It’s Friday, so it’s time for the News Roundup.
How Districts Can Keep High-Impact Tutoring Going After ESSER Money Expires (The 74)
It seems like the only strategy working these days to help kids improve their reading, writing, and problem-solving skills is small group or one-to-one tutoring. But funding for that tutoring is questionable moving forward, with the Elementary and Secondary School Emergency Relief money soon going away.
The 74 offered the following funding options to school districts, wanting to keep effective tutoring going, in a recent article:
Title 1, Multi-Tiered Systems of Support, AmeriCorps, Work-study, U.S. Department of Education teacher preparation funds, and U.S. Department of Labor apprenticeship funds.
The bottom line here is that there is always enough money to do what works for kids.
Forget Cheating. Here’s the Real Question About AI in Schools (EducationWeek)
Richard Culatta, the CEO of the International Society for Technology in Education, was asked the following question for an interview appearing in EducationWeek:
“AI was a huge topic at ISTE’s last annual conference…How have educators’ perceptions of AI shifted since then?”
Here’s what Culatta had to say:
“There is a level of maturity to the AI conversation that we’re just getting to. For a while, the conversation was ‘cheating or not cheating?’ And then it morphed into, ‘Look at all the cool tools!’ Neither of those conversations are really all that helpful.”
“The conversation that we really need to be having is: How are we thinking about redesigning learning for an AI world? What does that mean for skills for students? What does that mean for skills for teachers? What does teaching and learning need to look like in the AI world?”
I like Culatta’s answer. Now let’s see how many traditional school districts are willing to answer his questions, and then take those answers and build it into their strategic plan.
Cellphones in Schools: Addiction, Distraction, or Teaching Tool? (EducationWeek)
“’Cellphones are here to stay. More and more work is being done on these communication devices, as they morph into BlackBerries, hand-held calculators, phone banks, digital cameras, radios, and even televisions.’”
“So warned education professor Bruce S. Cooper and former superintendent John W. Lee as they weighed the place of cellphones in schools – back in 2006.”
“That was the year that an unevenly enforced 1988 ban on mobile devices in New York City schools sprang back into the public consciousness with a new crackdown. That policy was later dropped in 2015, but it seems everything old is new again….”
This comes from Mary Hendrie, a reporter for EducationWeek, reporting last week on the decisions school districts are making regarding cellphones and other types of social media, and their future inside classrooms and schools.

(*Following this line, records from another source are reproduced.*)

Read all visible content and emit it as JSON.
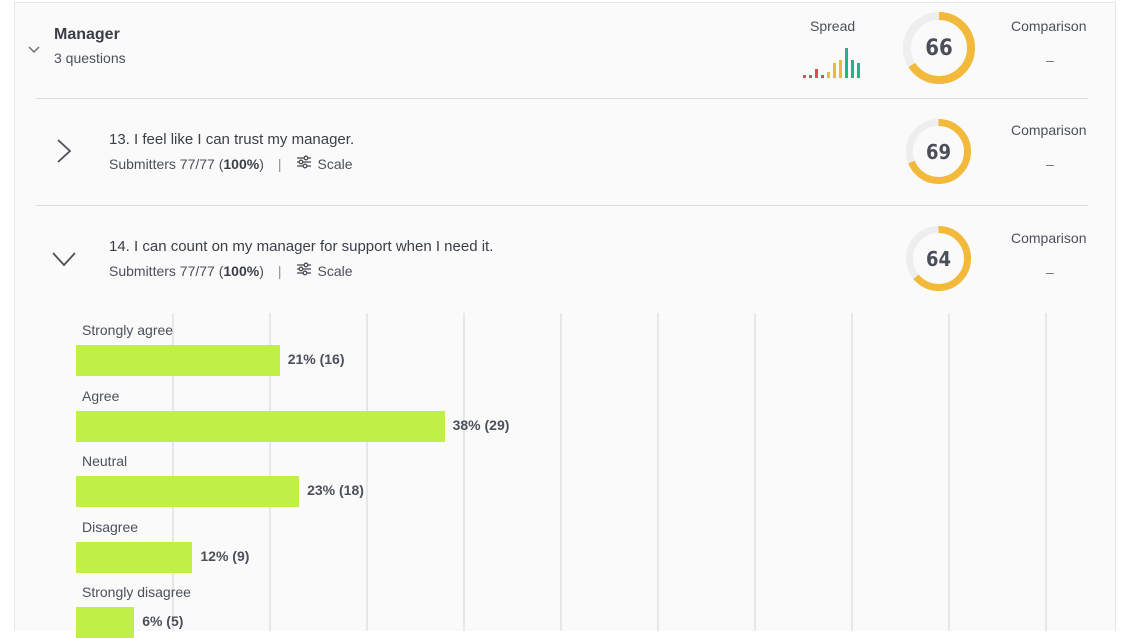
{
  "section": {
    "title": "Manager",
    "subtitle": "3 questions",
    "spread_label": "Spread",
    "score": "66",
    "score_fraction": 0.66,
    "comparison_label": "Comparison",
    "comparison_value": "–",
    "spread_colors": [
      "#e04a55",
      "#e04a55",
      "#e04a55",
      "#e04a55",
      "#f0b73a",
      "#f0b73a",
      "#f0b73a",
      "#20b486",
      "#20b486",
      "#20b486"
    ],
    "spread_values": [
      1,
      1,
      3,
      1,
      2,
      5,
      6,
      10,
      6,
      5
    ]
  },
  "questions": [
    {
      "title": "13. I feel like I can trust my manager.",
      "submitters_prefix": "Submitters 77/77 (",
      "submitters_pct": "100%",
      "submitters_suffix": ")",
      "type_label": "Scale",
      "score": "69",
      "score_fraction": 0.69,
      "comparison_label": "Comparison",
      "comparison_value": "–"
    },
    {
      "title": "14. I can count on my manager for support when I need it.",
      "submitters_prefix": "Submitters 77/77 (",
      "submitters_pct": "100%",
      "submitters_suffix": ")",
      "type_label": "Scale",
      "score": "64",
      "score_fraction": 0.64,
      "comparison_label": "Comparison",
      "comparison_value": "–"
    }
  ],
  "chart_data": {
    "type": "bar",
    "categories": [
      "Strongly agree",
      "Agree",
      "Neutral",
      "Disagree",
      "Strongly disagree"
    ],
    "values": [
      21,
      38,
      23,
      12,
      6
    ],
    "counts": [
      16,
      29,
      18,
      9,
      5
    ],
    "labels": [
      "21% (16)",
      "38% (29)",
      "23% (18)",
      "12% (9)",
      "6% (5)"
    ],
    "xlim": [
      0,
      100
    ],
    "grid": true,
    "bar_color": "#c0ef45"
  },
  "colors": {
    "gauge_fill": "#f2b93b",
    "gauge_track": "#eeeeee"
  }
}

I spoke with a young Iowa K-12 principal last weekend. With pride, he told me that his district decided to “get rid of” cellphones in their schools. I didn’t say much, but what I thought was this –
Good luck.
Gen Z’s End of Year Report Card: ‘Less than Stellar’ Grades For Schools (The 74)
The customer is always right.
And, if you think the customer in schools are students, then recent news from The 74 suggests today’s customers aren’t real happy with the job their schools are doing for them – especially in the area career preparation.
“Gen Z students have handed out ‘less than stellar’ grades for their schools’ performance on skills-based learning and career focused curriculum as young people become more focused on their education leading to a job.”
“The annual ‘end of year report card’ from Gallup and the Walton Family Foundation surveyed more than 2,000 students in grades 5 through 12, who gave their schools’ an overall grade of ‘B-‘ – the same score for the second year in a row.”
I guess a B- is better than what I thought students would give our traditional school system. I was thinking a “C” or “C-,” and even lower for black, brown, and poor learners.
Smartwatches: The Next Challenge for School Cellphone Policies (EducationWeek)
I’ll save you the details. This story is about school districts, after banning cellphones from their classrooms, finding out now that students have purchased smartwatches, that are capable of doing pretty much everything a banned cellphone isn’t allowed to do.
This is going to be a vicious cycle: Apple invents a new type of technology. School districts ban that technology. Samsung invents another new type of technology. School districts ban that technology. And the cycle goes on and on and on and on.
Until one day, we wake up and figure out that these new types of technology are the beginning of a new type of learning for our kids.
The question is: when will that be?
The Topic That Didn’t Get a Single Mention in Biden-Trump Debate (EducationWeek)
Public education was not mentioned in last night’s debate.
If you watched the debate, you must realize that we have other worries other than our two presidential nominees arguing about banning cellphones, closing libraries, or why Jesus can’t read.
Those worries circle around a nominee who lies and a nominee who is just too old to lead the country.